I still remember, there was no one when I caught a fever. The wife of the household would come and say 'A female has to take all the sufferings and burden of a household. No matter whether you are sick or not.'
It was a hard fact that we never felt equal as a human being, as someone of intelligence and self-worth. It's so very hard for a woman to acquire that even in this age of so-called equality. In our fairytales and so many stories, as a girl, we are an annex of a father, a "prince" or other male figures. We are the "variation" and not worthy in our own right of a title. We are a "gift to men" rather than vice versa. We are so often defined by what we give others rather than as worthy in our own right as individuals-often as good wives, mothers and daughters. Perhaps "lady" is a better word, yet that too comes with the burden of expectations rooted in an era of women as property. Women shouldn't have to battle to recover the kind of independence required for real psychological health and wisdom, to have society see us simply as human.
But, we had to.
And I did exactly what society taught me-what the first wife said. With the burning skin and trembling body, I went to clean, wash and make meals for the household-that house that never belonged to me and never will. My life had always been inside those four walls and I had expected no less than that.
Soon, we all had grown up and our time had come to an end in this household as every female needed to be married off. Otherwise, they would become a burden.
My elder sister married off to a higher diplomat. As my father was a well-known government official of Kosaki. Many well known superior categories of the country wanted to marry his daughters.
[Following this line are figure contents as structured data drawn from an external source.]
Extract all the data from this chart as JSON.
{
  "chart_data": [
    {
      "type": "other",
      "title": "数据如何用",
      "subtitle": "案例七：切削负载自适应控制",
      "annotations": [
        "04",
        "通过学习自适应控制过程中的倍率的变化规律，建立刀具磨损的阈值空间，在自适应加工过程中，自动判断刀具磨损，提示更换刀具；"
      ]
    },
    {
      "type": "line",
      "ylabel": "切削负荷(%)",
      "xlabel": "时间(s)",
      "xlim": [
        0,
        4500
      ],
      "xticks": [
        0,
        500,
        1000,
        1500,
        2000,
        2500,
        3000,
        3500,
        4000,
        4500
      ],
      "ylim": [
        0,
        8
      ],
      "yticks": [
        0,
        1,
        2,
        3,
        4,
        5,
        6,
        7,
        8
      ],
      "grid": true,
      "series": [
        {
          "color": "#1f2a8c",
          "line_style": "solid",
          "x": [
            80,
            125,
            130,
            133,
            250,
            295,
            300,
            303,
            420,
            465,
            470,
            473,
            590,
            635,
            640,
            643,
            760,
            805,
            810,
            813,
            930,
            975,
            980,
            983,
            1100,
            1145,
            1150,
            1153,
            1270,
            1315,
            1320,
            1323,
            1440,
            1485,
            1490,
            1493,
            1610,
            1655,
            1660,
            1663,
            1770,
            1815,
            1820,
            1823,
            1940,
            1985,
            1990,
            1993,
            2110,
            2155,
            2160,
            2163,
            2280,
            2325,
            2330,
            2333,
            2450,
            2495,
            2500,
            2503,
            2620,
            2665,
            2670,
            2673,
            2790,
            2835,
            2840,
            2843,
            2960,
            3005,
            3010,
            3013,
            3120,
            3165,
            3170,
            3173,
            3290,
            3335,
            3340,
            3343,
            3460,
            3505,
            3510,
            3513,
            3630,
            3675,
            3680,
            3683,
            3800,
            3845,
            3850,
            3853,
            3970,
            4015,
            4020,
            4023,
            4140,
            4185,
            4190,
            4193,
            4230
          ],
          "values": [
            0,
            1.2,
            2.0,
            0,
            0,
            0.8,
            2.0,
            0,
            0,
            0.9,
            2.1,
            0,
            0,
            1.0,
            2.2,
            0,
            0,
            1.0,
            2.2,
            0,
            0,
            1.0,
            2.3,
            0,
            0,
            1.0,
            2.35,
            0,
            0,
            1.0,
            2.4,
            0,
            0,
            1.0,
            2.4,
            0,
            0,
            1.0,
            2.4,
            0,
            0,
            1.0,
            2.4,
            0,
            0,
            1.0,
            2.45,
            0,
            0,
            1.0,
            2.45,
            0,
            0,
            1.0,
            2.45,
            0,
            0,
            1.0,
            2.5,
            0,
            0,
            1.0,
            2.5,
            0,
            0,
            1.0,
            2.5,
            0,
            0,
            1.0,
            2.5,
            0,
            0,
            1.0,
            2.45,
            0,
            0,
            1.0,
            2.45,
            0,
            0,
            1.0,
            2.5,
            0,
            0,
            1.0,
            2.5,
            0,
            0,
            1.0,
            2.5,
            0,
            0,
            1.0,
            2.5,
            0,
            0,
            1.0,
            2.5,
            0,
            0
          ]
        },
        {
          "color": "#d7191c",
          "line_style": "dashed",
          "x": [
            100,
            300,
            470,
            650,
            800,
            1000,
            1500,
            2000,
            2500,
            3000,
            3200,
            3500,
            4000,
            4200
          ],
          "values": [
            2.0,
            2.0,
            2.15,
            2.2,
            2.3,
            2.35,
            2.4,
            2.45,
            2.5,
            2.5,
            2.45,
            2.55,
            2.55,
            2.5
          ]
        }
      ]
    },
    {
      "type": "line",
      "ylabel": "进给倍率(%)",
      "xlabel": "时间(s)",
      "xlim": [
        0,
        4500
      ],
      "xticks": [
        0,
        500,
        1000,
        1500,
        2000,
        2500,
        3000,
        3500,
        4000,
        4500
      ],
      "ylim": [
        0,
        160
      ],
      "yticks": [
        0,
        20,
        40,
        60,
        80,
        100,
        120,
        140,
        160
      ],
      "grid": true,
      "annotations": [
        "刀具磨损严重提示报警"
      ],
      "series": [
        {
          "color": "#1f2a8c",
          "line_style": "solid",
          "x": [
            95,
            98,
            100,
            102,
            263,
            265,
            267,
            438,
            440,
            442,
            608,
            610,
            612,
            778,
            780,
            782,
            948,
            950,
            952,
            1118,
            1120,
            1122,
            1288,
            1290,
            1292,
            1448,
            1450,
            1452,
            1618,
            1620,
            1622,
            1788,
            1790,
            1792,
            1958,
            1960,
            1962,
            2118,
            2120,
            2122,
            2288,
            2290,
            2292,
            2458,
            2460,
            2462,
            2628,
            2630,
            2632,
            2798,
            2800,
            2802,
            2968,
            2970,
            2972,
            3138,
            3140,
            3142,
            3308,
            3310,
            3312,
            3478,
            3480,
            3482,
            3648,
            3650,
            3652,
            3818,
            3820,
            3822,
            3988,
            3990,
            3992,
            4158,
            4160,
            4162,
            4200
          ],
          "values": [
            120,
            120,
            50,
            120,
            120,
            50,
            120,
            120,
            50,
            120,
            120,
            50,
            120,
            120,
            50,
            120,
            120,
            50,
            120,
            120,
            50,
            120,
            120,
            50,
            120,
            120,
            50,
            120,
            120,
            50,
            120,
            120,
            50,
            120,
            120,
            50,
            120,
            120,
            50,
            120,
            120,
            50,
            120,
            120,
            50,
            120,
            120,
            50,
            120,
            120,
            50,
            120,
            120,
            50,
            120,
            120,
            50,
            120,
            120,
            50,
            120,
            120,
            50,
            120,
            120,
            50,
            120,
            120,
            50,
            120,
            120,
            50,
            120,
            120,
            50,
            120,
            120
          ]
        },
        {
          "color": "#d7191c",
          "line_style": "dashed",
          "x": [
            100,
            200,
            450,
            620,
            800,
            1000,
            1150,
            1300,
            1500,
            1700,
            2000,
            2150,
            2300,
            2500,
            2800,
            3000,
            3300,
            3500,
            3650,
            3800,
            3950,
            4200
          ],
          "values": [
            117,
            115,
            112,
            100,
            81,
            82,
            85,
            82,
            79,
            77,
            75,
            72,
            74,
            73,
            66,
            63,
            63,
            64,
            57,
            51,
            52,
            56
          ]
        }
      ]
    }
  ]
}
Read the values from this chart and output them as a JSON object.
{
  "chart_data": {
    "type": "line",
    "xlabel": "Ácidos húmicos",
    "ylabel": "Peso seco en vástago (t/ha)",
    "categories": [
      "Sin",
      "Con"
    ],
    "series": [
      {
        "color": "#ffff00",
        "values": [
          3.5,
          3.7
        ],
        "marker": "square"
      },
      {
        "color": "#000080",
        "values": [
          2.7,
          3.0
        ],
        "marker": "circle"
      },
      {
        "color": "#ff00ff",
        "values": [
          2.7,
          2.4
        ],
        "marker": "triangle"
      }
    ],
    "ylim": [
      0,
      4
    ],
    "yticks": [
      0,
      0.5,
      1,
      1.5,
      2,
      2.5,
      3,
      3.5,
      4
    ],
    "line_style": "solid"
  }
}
So my sisters didn't have to wait too long for marriage to the privileged classes.
Soon the second and the third sister married off to higher officials and only my father, his first wife and I remained in the house.
I wasn't blessed with my father's favour, and he had barely even taken a glance at me. I was an unnecessary responsibility for him so he had to find me a husband who would be inferior to his other son-in-laws, in position.
After rendering the marriages of my sister's, it was my turn. Before he could find one, he married another mistress who was much younger and prettier than his official wife.
My father might have wanted a male heir that both the first and second wife wasn't capable of giving him. Even if my older sister could inherit his everything, he was desperate to have a son to carry his legacy. I knew he wanted a son because that way he could remain in the official army unofficially. He loved his country and if he could, he would have joined them again. But as his time was running low, his graying body was giving out.
And one day, he had finally managed to find a man who appeared before him. Not for marriage, however. It was rather an unintended incident that took place.
People need love to live a life. Not everyone can live without love.
But at this time I had to marry an unknown man without love. I had never asked for anything-not that I had any right.
I wanted a person who would love me and accept me for who I am not for just a mere token but my father had even snatched away that option.